Behind them, a few of the players made smacking sounds and off-color remarks.
Trent turned, saying good-naturedly, “Knock it off, dirtbags.”
Morgan spun to face Trent. “You startled me.”
Trent was a soccer player, but during football season Coach used Trent’s kicking leg to add necessary extra points and field goals to the scoreboard. “Nervous, Madam President?”
They were seniors and Morgan had been elected student council president. Today was her first public speech to the student body. “Nervous? How could I be? I just love talking to a thousand kids who are going to ignore me.”
“Never happen. When they see you coming, they’ll bow.”
“Very funny.” Morgan chewed her bottom lip, heard her name from the principal’s mike. She took a deep breath. “Here I go.” She jogged onto the field, looking at the ground so she wouldn’t trip. Catcalls and cheers erupted from the stands. She glanced up to see her best friend, Kelli, and a whole squad of cheerleaders waving at her. The front rows of the stands were packed with her fellow seniors, benches of honor at every pep rally, off-limits to the other kids.

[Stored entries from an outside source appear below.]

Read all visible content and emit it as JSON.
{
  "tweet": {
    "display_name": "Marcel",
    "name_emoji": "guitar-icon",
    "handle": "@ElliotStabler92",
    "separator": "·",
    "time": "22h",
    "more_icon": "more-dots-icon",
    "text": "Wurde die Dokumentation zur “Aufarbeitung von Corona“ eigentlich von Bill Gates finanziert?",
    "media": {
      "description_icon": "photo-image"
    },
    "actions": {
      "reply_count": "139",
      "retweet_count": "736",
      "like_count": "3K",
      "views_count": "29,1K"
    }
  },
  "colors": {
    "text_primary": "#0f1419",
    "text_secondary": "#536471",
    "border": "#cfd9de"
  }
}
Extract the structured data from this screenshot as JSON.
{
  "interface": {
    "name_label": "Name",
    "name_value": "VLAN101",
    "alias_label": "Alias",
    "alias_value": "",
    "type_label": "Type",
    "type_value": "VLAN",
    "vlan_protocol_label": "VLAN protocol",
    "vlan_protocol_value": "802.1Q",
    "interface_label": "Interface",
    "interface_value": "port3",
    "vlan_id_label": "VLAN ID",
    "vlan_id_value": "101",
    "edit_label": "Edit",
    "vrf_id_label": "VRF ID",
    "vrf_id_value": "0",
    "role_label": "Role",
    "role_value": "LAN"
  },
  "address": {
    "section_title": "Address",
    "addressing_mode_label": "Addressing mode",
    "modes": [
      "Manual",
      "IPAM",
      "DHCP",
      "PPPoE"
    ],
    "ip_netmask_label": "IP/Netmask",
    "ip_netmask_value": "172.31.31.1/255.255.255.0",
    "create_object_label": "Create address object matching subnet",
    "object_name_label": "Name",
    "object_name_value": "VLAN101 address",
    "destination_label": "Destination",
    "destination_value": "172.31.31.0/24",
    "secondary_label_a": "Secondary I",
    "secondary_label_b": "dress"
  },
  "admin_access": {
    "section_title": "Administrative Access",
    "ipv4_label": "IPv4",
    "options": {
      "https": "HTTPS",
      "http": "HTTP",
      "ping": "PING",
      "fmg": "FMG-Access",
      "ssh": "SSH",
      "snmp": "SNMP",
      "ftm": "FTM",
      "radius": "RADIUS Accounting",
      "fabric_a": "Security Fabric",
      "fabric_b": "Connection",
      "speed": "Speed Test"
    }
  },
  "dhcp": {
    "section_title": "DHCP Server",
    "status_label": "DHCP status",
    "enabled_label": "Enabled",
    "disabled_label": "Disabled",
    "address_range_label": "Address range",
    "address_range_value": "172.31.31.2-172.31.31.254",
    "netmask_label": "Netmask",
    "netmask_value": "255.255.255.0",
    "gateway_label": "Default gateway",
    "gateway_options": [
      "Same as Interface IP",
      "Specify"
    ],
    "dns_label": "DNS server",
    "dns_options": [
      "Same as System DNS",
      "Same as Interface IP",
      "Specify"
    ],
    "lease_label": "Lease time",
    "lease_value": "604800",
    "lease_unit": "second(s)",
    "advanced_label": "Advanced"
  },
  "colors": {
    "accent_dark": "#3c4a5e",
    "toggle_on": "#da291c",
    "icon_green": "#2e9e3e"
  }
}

Morgan trotted up the platform stairs, her hair bobbing on her shoulders, and went to the mike. “Seniors, juniors, sophomores, freshmen!” The bleachers yipped with whistles and stomping. Each class attempted to outscreech the others. Morgan quickly decided to dump her prepared remarks about school spirit. “Here they are!” she shouted. “Your Fighting Eagles!”
The football team, dressed in bright blue-and-white uniforms, jogged out onto the field, and the students did their cheering duty, led by the cheerleading squad. Morgan kept her eyes on Trent. He was gorgeous: tall, blond, broad-shouldered, with bulging leg muscles from years of playing soccer. She felt so lucky to be his girl. Ever since their freshman year, when they’d first set eyes on each other, they’d been a couple--“the Jock and the Princess, a Disney movie in living color.” That was what Kelli had always said about them. Morgan couldn’t deny she agreed with her friend’s analysis. She and Trent were a perfect couple; everyone said so. He was one of the reasons she’d been elected student council president, and they the Most Popular Twosome for the yearbook. But she’d earned Most Likely to Succeed and become a Merit Scholar on her own. No denying she was driven to earn high grades and college scholarships. Trent had already been offered athletic scholarships from top universities. They would be going their separate ways after graduation. That was hard for Morgan--knowing that this was their last year together before their lives changed forever.
The team jogged around the football field. Cheers. Kelli and the cheerleading squad flashed pom-poms, made human pyramids, executed precise tumbling routines. More cheers from the bleachers. The band struck up the school song and air horns sounded out of nowhere. The principal beamed toward the stands. Morgan felt a deep stirring of school spirit and teared up. For a moment, her gaze connected with Trent’s. He blew her a kiss.
And then, without warning, in front of the goalpost at the east end of the field, all hell broke loose.